I’m thinking that if a company or full regiment entered enemy range, say three hundred yards in WTBS or a hundred and fifty, a commander could only order his men to assault or withdraw. Hitting only 5% of the shots,at extreme range, you can’t stand there and watch 5% of your men go down every 30 seconds. Ten volleys would take 50% of your men lost just standing around.
A line moving a hundred and fifty yards would face four volleys. Three hundred maybe eight. You didn’t have time to fire to many shots.
Battles took hours and days, but the actual fire fight was probably no more then a few min before one line fell back.
 
@Grenadier1758= Fantastic! Thanks for the great pics!

One of these days I'll have to have someone take a pic of me in my Texian Army of the People stuff... Or Civil War gear, although I guess that is "same ol' same ol'" to the jaded!

Good work!
 
There are some cases in the Peninsular War where British troops fired over 100 cartridges, albeit with breaks to swab fouling out of the guns and render them serviceable and to replenish ammunition stocks from wagons. The musket barrel gets hot--real hot fairly soon...

I can attest to that. When we used to do an 18th century battle reenactment in front of the National Archives in downtown Washington, D.C. on the 4th of July; it averaged 92 degrees or hotter and the asphalt we had to stand on was between 110 to 120 degrees. When we did the "Highland Drill," which was an 18th century skirmish tactic, somewhere around 15 to 20 cartridges and our barrels got so hot it singed the skin from our hands to the barrel. Wow, it is difficult to clean burnt on skin and blood off a barrel!

Gus
 
Yes. I've not left charred/seared skin behind, but I will say that I've gotten burned. Sometimes things get so hot in a skirmish I have to put the stock/barrel in the crook of my right arm against my uniform "hot pad" while I use both hands to disassemble the cartridge for loading...

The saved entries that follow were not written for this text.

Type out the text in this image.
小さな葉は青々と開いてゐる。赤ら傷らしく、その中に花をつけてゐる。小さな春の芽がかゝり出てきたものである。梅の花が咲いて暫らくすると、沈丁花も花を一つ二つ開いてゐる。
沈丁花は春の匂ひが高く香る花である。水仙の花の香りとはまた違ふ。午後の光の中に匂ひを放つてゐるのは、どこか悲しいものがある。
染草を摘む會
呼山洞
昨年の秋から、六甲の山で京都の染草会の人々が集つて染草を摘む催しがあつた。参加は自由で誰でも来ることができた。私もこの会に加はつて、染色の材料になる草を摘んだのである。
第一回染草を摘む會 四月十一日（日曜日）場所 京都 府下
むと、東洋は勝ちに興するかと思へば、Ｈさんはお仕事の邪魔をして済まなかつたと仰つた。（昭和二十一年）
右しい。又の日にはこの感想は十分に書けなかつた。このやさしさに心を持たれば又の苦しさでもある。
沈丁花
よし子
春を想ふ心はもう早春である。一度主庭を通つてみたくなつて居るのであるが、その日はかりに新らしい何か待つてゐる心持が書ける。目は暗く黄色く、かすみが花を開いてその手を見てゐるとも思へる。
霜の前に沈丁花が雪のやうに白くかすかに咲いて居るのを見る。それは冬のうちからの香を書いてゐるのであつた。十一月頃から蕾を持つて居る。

For flintlocks, the drill was to prime the pan from the cartridge, but in the very important safety info up post by Smokey Plainsman, it behooves us modern day people to only cap or prime on the line, and to do it after loading is accomplished. Always "cast the musket about" such that the muzzle is pointed away from you in a safe direction, and don't thumb the ball into the bore... Unless you aren't attached to having an opposable thumb! Some shooters have had the powder go "whoosh!" up in flames as soon as it is poured down a hot and fouled bore too... A nasty burn if one's hand is over the muzzle where it shouldn't be... So yes, be mindful of those things.